Es ist Pflichtlektüre, Benchmark und absoluter Qualitätsstandard in der Berichterstattung, ein Machtfaktor zudem. So viel geballte Kompetenz muss sicherlich schweineteuer sein, wenn Schweizer Tageszeitungen schon mehr als 300 Franken im Schnitt für die digitale Ausgabe verlangen. Nun ja, ein Jahr WSJ online kostet schlappe 52 Dollar. Einen Dollar pro Woche (nicht pro Monat, wie ein Leser zu Recht monierte).

Dicht gefolgt wird das WSJ vom englischen «Economist» und natürlich der «Financial Times». Im deutschen Sprachraum wurde die FT in letzter Zeit wieder sehr bekannt, weil sie quasi im Alleingang das Schwindelkonstrukt Wirecard entlarvte. Lange Zeit verteidigten deutsche Medien den Konzern gegen einen angeblich ungerechtfertigten Angriff der neidischen Engländer. Bis Wirecard Insolvenz anmelden musste und in aller Hässlichkeit nackt und betrügerisch dastand.

Ein Mosaiksteinchen dabei: Die FT kam auf die naheliegende Idee, mal einen Reporter in Asien zu den Adressen zu schicken, wo angeblich gewaltige Umssätze von lokalen Partnern gemacht wurden. Es handelte sich aber um ein bescheidenes Einfamilienhaus, eine leerstehende ehemalige Autowerkstatt, usw. Kein deutschsprachiges Medium wollte das Geld aufwerfen, dass diese naheliegende Recherche gekostet hätte.

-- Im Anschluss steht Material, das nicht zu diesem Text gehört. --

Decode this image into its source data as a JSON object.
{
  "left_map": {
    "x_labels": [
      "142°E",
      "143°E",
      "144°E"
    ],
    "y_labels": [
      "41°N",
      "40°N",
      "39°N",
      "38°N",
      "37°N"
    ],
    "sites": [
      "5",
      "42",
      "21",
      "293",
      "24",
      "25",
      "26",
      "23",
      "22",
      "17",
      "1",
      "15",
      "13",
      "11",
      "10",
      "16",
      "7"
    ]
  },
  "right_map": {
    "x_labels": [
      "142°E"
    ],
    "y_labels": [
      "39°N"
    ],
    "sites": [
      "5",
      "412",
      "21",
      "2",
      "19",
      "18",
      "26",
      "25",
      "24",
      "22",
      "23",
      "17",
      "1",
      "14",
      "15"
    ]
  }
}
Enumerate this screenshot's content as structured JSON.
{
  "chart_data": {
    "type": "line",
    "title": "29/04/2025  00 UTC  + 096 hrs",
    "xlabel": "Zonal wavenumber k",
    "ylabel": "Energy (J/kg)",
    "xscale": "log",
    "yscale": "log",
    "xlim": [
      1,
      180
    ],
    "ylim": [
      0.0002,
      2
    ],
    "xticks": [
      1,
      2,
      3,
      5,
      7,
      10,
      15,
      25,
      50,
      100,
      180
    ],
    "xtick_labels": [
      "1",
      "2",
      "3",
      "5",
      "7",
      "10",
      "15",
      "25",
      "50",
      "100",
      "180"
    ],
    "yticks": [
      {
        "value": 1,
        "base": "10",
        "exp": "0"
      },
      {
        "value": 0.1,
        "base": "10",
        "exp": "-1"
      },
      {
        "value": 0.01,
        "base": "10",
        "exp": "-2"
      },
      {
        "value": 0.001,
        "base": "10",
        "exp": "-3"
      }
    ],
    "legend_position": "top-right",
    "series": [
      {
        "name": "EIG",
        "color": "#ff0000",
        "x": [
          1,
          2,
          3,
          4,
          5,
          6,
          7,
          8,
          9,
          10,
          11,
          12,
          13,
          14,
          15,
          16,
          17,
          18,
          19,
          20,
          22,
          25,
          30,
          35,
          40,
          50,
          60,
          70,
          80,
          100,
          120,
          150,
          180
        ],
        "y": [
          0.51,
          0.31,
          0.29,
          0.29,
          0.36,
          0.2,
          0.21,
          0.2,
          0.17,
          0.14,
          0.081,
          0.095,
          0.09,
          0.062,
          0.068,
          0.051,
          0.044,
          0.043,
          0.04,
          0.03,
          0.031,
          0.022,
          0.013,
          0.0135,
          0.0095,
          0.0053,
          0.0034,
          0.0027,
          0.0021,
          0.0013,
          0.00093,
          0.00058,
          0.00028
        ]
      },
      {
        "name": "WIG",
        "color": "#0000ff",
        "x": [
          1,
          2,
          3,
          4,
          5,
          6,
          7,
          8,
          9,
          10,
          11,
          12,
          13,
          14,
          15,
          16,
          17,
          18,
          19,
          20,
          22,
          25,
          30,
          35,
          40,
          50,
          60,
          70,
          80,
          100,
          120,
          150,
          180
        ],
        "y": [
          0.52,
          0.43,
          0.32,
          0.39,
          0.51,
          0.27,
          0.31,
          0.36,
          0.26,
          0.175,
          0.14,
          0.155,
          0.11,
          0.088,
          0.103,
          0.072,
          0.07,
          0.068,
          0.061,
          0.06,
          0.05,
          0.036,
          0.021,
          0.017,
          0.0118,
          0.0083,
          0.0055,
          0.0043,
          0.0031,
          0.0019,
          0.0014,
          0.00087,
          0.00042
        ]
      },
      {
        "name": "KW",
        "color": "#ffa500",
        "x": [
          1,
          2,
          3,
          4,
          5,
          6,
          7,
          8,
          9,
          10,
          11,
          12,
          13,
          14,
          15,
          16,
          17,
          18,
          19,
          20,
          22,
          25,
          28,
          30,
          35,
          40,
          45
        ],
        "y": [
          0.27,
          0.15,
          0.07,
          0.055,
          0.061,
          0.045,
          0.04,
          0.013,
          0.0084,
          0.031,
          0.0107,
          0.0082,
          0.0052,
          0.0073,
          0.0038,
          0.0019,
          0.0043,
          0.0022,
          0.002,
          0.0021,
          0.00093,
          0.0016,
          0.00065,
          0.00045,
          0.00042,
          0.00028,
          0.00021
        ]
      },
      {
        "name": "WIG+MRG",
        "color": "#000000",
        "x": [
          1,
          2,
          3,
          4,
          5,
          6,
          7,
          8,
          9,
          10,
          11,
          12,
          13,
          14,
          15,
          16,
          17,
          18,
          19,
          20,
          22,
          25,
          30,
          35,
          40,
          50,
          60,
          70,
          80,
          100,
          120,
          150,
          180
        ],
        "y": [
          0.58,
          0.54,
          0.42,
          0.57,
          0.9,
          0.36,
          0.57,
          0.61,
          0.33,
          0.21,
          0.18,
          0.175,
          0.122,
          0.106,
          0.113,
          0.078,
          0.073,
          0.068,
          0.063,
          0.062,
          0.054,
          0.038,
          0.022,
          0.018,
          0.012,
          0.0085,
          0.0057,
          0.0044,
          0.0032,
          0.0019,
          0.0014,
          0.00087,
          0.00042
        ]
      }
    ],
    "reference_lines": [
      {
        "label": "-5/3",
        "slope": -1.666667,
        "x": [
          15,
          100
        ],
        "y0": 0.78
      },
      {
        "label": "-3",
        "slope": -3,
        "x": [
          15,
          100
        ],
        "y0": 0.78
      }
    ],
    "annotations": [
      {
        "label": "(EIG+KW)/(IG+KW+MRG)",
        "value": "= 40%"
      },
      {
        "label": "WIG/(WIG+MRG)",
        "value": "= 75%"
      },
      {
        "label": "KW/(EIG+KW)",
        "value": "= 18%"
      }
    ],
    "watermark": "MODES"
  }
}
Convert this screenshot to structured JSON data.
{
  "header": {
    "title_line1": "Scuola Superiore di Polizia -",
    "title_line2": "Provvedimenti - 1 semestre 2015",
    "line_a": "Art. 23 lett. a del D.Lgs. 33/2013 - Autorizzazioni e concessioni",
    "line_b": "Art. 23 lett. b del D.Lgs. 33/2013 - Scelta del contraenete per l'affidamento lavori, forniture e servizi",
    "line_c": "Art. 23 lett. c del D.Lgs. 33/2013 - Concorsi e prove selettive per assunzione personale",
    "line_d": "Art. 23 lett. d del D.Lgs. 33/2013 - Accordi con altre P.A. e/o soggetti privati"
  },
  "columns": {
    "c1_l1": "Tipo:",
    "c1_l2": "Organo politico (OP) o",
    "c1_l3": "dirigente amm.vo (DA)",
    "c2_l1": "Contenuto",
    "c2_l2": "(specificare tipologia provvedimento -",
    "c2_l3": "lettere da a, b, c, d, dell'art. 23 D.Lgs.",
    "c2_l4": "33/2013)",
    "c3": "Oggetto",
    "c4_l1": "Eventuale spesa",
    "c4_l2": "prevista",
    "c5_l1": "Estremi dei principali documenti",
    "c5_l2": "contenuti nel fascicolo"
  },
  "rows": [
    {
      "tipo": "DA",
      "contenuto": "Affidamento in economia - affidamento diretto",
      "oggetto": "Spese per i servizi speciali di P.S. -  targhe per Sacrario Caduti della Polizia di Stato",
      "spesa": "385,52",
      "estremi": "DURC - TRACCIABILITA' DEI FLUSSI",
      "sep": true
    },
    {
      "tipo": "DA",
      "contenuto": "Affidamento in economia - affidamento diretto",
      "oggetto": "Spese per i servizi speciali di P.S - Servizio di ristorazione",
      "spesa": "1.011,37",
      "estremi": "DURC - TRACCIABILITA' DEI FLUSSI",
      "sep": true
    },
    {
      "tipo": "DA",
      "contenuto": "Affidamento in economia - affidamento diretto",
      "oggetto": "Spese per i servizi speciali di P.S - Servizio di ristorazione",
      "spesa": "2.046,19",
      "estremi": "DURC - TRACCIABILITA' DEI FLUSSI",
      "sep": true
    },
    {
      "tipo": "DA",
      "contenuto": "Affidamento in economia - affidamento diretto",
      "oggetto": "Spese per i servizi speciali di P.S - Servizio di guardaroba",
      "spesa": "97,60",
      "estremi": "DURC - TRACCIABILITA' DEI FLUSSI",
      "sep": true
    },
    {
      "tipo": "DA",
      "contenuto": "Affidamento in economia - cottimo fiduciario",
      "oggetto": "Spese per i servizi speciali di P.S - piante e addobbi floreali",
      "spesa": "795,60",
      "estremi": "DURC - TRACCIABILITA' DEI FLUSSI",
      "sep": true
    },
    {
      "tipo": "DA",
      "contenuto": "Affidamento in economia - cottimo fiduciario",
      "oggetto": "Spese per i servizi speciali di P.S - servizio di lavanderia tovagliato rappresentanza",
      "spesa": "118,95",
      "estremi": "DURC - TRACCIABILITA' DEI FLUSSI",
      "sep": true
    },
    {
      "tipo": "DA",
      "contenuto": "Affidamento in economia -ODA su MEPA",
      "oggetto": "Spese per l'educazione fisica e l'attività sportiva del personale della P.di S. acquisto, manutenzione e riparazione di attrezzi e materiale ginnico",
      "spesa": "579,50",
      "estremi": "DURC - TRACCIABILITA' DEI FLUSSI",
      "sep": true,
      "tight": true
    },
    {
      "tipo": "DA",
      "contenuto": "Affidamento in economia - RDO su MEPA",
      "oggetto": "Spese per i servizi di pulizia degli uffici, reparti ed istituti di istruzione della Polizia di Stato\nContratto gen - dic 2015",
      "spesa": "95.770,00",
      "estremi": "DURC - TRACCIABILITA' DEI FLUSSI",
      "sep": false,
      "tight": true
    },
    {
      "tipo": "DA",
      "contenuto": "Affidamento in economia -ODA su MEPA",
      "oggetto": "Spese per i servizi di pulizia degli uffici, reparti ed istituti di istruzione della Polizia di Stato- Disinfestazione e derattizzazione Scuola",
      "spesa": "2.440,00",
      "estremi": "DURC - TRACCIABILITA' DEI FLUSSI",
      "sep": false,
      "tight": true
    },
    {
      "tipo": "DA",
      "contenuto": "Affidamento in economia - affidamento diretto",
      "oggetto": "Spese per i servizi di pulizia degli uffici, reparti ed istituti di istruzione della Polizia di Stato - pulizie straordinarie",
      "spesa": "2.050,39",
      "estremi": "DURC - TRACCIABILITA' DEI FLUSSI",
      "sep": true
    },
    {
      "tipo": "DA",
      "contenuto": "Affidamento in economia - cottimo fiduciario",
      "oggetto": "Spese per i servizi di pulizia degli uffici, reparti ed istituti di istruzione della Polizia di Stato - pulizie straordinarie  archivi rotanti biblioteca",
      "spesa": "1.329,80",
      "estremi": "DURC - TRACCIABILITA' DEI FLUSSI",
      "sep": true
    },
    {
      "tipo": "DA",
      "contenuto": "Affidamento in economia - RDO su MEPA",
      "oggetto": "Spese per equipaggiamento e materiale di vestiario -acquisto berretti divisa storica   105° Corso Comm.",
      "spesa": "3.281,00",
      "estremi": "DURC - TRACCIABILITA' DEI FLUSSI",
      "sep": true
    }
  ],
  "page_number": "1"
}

Besser aufkaufen als selber machen

Vor Kurzem hat der deutsche Springer-Verlag «Politico» gekauft. Ein Beispiel der sehr lebendigen US-Medienszene. Eigentlich von bescheidener Auflage (40’000 Exemplare), ausserhalb der Sitzungszeiten des Kongresses erscheint das Blatt nur wöchentlich einmal. Aber im Internet und durch die Konzentration auf die Washingtoner Politik mit 350 Mitarbeitern, ist «Politico» ein Beispiel von neuen Medien. Erst 2007 gegründet, soll Springer dafür angeblich fast 700 Millionen Dollar aufgeworfen haben.

Solche Neugründungen gibt es zu Hauf; die «Huffington Post» ist wohl das bekannteste Beispiel, obwohl sie mit Internationalisierung und der Eroberung des deutschsprachigen Marktes scheiterte.

Dann gäbe es noch den «New Yorker», «The Atlantic», «Mother Jones», den «Rolling Stone», «Vanity Fair», weitere exzellente Tageszeitungen, darunter auch die «India Times», und, und, und. Es gibt Experimente wie «Substack», eine Plattform für die vielen Tausend Journalisten, die auch in den USA ihre Stelle verloren in den letzten Jahren. Hier  gibt es moderne Mittel zur Distribution. Im deutschen Sprachraum wird das Pausenzeichen gesendet.

Schweizer Medienmanager (Symbolbild).

Es gäbe noch Dutzende von weiteren Beispielen, aber wir sind schon depressiv genug und lassen es dabei bewenden. Aber so viel zum Thema, dass die digitale Transformation in der Schweiz nur mit gewaltigen Staatshilfen gestemmt werden könne. Das ist nichts anderes als: der Steuerzahler soll für die Unfähigkeit der wohlbezahlten Medienmanager und der geldgierigen Besitzerclans abdrücken.

Auch Dürer wusste, was Melancholie ist.